His grandmother was sputtering at the thought. She snatched up her glass and brought it to her mouth, grimacing when she realized it was empty. “Your father went astray and dishonored this family in more ways than you know. It is up to you to restore that honor.”

“I cannot change the past, Grandmother. I realize that now. All I can do is live
my
life the best way I know how. Will my actions make others forget my father’s mistakes, I cannot say. All I can do is try to be a better person. And with Siusan, I am that man.”

“You are a great fool if you believe you can restore our honor with
that woman
at your side. Hear me, boy. You must put as much space between you and that sinful creature before it is too late! She is poison to you! Believe me when I tell you that she will ruin you, destroy your standing in the House of Lords.”

Sebastian turned slowly and peered through the low light toward her. “It is already too late, Grandmother. My heart is hers. I love her.”

Chapter 18

That destructive siren, sloth, is ever to be avoided.

Horace

The Sinclair residence Grosvenor Square

P
enned inside the tall stone walls, the bitter wind raced around the perimeter of the back garden like a corralled horse. Dried leaves swirled in circles around Siusan’s ankles, catching and pulling on the lacings of her boots and on her stockings.

“What are you doing out here on such a bitter day as this, Su? There is a fire in the parlor hearth. Why do you not come inside and sit with me there for a spell?” Grant sat down next her on
the marble bench and shivered. “Ye’ll freeze your backside off sitting on this.
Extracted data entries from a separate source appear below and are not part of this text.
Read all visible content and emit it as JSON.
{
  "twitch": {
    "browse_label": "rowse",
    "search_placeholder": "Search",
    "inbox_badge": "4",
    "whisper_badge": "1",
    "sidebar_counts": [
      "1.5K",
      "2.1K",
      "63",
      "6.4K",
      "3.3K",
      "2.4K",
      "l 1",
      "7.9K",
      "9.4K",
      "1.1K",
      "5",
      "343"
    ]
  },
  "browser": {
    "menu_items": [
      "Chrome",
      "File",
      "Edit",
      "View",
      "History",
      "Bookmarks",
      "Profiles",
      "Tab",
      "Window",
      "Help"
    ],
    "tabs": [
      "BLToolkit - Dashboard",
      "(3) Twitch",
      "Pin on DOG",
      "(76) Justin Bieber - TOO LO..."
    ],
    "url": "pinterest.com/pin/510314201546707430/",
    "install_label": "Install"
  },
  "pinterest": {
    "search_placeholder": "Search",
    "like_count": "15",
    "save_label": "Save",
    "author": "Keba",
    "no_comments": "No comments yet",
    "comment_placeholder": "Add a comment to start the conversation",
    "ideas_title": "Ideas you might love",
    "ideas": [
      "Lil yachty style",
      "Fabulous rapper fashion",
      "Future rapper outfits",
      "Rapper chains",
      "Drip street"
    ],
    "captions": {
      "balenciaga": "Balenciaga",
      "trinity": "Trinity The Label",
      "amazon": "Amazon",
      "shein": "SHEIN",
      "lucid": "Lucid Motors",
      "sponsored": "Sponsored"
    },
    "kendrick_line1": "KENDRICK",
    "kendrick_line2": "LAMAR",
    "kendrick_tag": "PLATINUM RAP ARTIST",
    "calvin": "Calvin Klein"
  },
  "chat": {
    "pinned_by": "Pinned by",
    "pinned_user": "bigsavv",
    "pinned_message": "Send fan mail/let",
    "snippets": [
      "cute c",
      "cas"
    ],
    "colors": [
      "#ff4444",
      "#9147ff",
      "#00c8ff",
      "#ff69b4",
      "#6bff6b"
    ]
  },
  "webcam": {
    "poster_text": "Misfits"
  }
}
It’s like ice.”

Siusan shrugged and gazed out at the sturdy boxwoods, their leaves still lush and green while the rest of the garden was withered and brown. “I have a very difficult decision to make, Grant, and I canna allow the laughter and simple pleasures of being with my family to sway my final decision in any way.”

“Och, Su, we’re as tightly bound together as the stitches of silk you fashioned to bind Sterling’s wounds together after a bout.” A momentary grin touched his mouth, and even in this dire moment, Siusan chuckled inwardly at the memory. “Even sitting on a block of icy stone canna force more than twenty years of life together from your mind.”
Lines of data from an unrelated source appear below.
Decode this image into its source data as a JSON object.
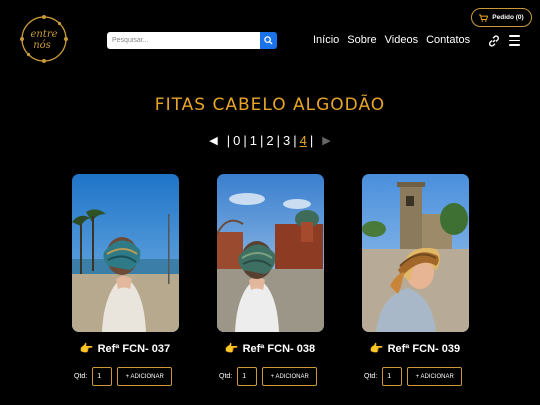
{
  "brand": {
    "logo_text": "entre nós"
  },
  "search": {
    "placeholder": "Pesquisar..."
  },
  "nav": {
    "items": [
      {
        "label": "Início"
      },
      {
        "label": "Sobre"
      },
      {
        "label": "Videos"
      },
      {
        "label": "Contatos"
      }
    ]
  },
  "cart": {
    "label": "Pedido (0)",
    "icon": "cart-icon"
  },
  "page": {
    "title": "FITAS CABELO ALGODÃO"
  },
  "pagination": {
    "prev": "◀",
    "next": "▶",
    "sep": "|",
    "pages": [
      "0",
      "1",
      "2",
      "3",
      "4"
    ],
    "active": "4"
  },
  "products": [
    {
      "ref": "Refª FCN- 037",
      "qty_label": "Qtd:",
      "qty": "1",
      "add_label": "+ ADICIONAR"
    },
    {
      "ref": "Refª FCN- 038",
      "qty_label": "Qtd:",
      "qty": "1",
      "add_label": "+ ADICIONAR"
    },
    {
      "ref": "Refª FCN- 039",
      "qty_label": "Qtd:",
      "qty": "1",
      "add_label": "+ ADICIONAR"
    }
  ],
  "icons": [
    "search-icon",
    "cart-icon",
    "link-icon",
    "menu-icon",
    "pointing-hand-icon"
  ],
  "colors": {
    "accent": "#e8a628",
    "border": "#c99a3b",
    "search_button": "#1a73e8",
    "background": "#000000"
  }
}
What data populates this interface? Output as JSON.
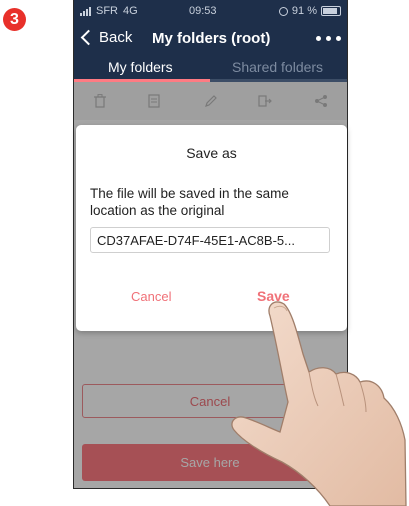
{
  "step_badge": "3",
  "status_bar": {
    "carrier": "SFR",
    "network": "4G",
    "time": "09:53",
    "battery": "91 %"
  },
  "nav": {
    "back_label": "Back",
    "title": "My folders (root)",
    "more_icon": "more-dots-icon"
  },
  "tabs": [
    {
      "label": "My folders",
      "active": true
    },
    {
      "label": "Shared folders",
      "active": false
    }
  ],
  "toolbar_icons": [
    "trash-icon",
    "document-icon",
    "pencil-icon",
    "move-icon",
    "share-icon"
  ],
  "dialog": {
    "title": "Save as",
    "message": "The file will be saved in the same location as the original",
    "filename": "CD37AFAE-D74F-45E1-AC8B-5...",
    "cancel_label": "Cancel",
    "save_label": "Save"
  },
  "sheet": {
    "cancel_label": "Cancel",
    "save_here_label": "Save here"
  },
  "colors": {
    "navbar": "#1e2f4a",
    "accent": "#ff7b83",
    "badge": "#e8302a"
  }
}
“Nay, I suppose not.” Siusan sighed, but after a moment in thought, turned to Grant. “How am I to make this decision?”

“What is the decision, as
you
view it?” He squeezed her gloved hand in his warm bare hand. “Remove what anyone else might have told you, or might think, that could affect your own decision.”
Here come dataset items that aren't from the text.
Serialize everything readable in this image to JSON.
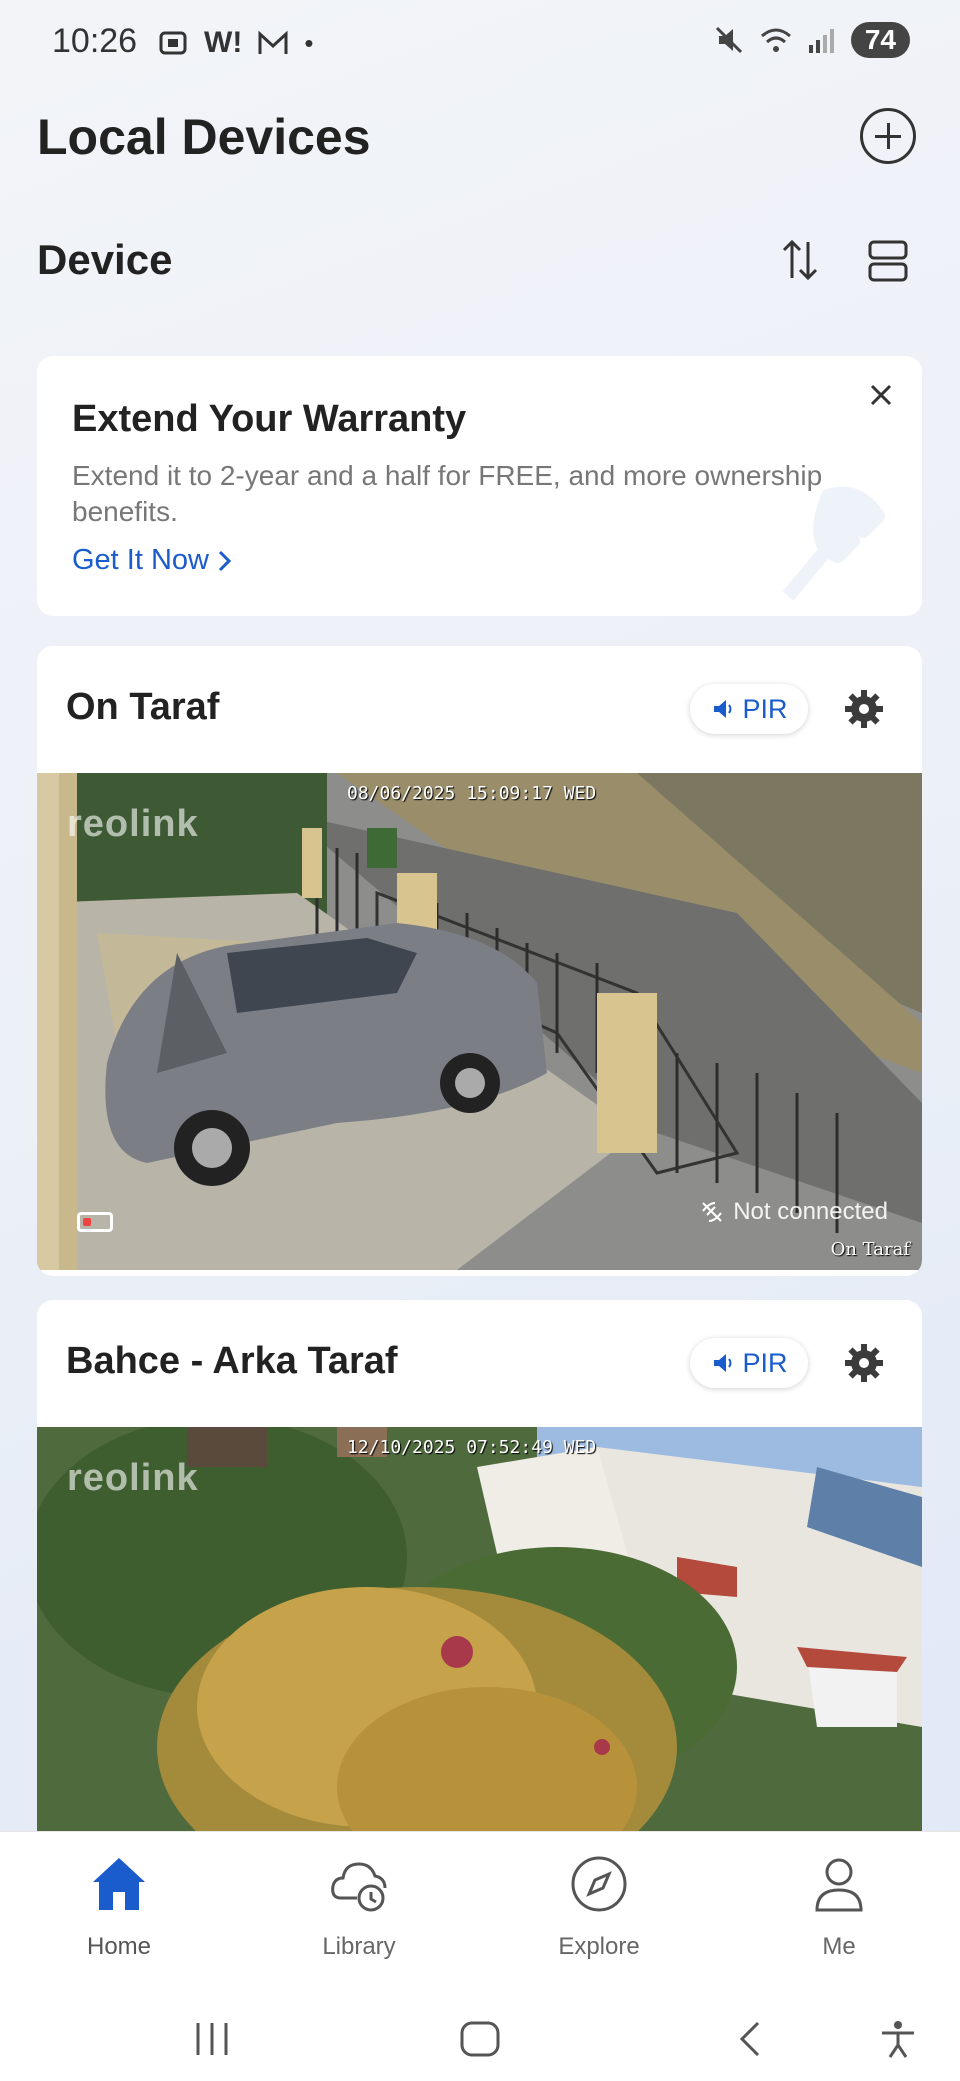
{
  "status_bar": {
    "time": "10:26",
    "left_icons": [
      "screenshot-icon",
      "w-icon",
      "gmail-icon",
      "dot-icon"
    ],
    "right_icons": [
      "mute-icon",
      "wifi-icon",
      "signal-icon"
    ],
    "battery": "74"
  },
  "header": {
    "title": "Local Devices",
    "add_icon": "plus-circle-icon"
  },
  "section": {
    "title": "Device",
    "sort_icon": "sort-icon",
    "layout_icon": "list-layout-icon"
  },
  "promo": {
    "title": "Extend Your Warranty",
    "description": "Extend it to 2-year and a half for FREE, and more ownership benefits.",
    "cta": "Get It Now"
  },
  "devices": [
    {
      "name": "On Taraf",
      "pir_label": "PIR",
      "timestamp": "08/06/2025 15:09:17 WED",
      "logo": "reolink",
      "status": "Not connected",
      "camera_label": "On Taraf"
    },
    {
      "name": "Bahce - Arka Taraf",
      "pir_label": "PIR",
      "timestamp": "12/10/2025 07:52:49 WED",
      "logo": "reolink"
    }
  ],
  "nav": {
    "items": [
      {
        "label": "Home",
        "icon": "home-icon",
        "active": true
      },
      {
        "label": "Library",
        "icon": "cloud-clock-icon"
      },
      {
        "label": "Explore",
        "icon": "compass-icon"
      },
      {
        "label": "Me",
        "icon": "user-icon"
      }
    ]
  },
  "colors": {
    "accent": "#1a5ccc",
    "text": "#222222",
    "muted": "#777777"
  }
}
Siusan sat very still. “I canna, for while my decision will affect my life, it will also change the lives of others, people I care deeply for, as well.”

“Tell me what
you
are trying to decide.” He leaned forward on the bench in order to better see her face.

She withdrew her hand from his and pressed her fingers together as if in prayer, then held them to her lips.

Siusan rocked a little, forward and backward, almost the way her mother had rocked her when she was small child. It was a little thing, but it calmed her at times when life became complicated.

Pondering Grant’s sage advice for a few moments more, she finally lifted her fingers away from her mouth and turned to look at Grant. “This could be the most difficult decision I have ever made—because you can’t help me with it. No one can.” She lowered her gaze, then met Grant’s gaze. “I must choose between allowing Da and the rest of Society to see me as a respectable woman. Not as one of the Seven Deadly Sins.”

“This does not sound like such a hard decision. It is what you have always wanted. What we all have wanted since we came to London.”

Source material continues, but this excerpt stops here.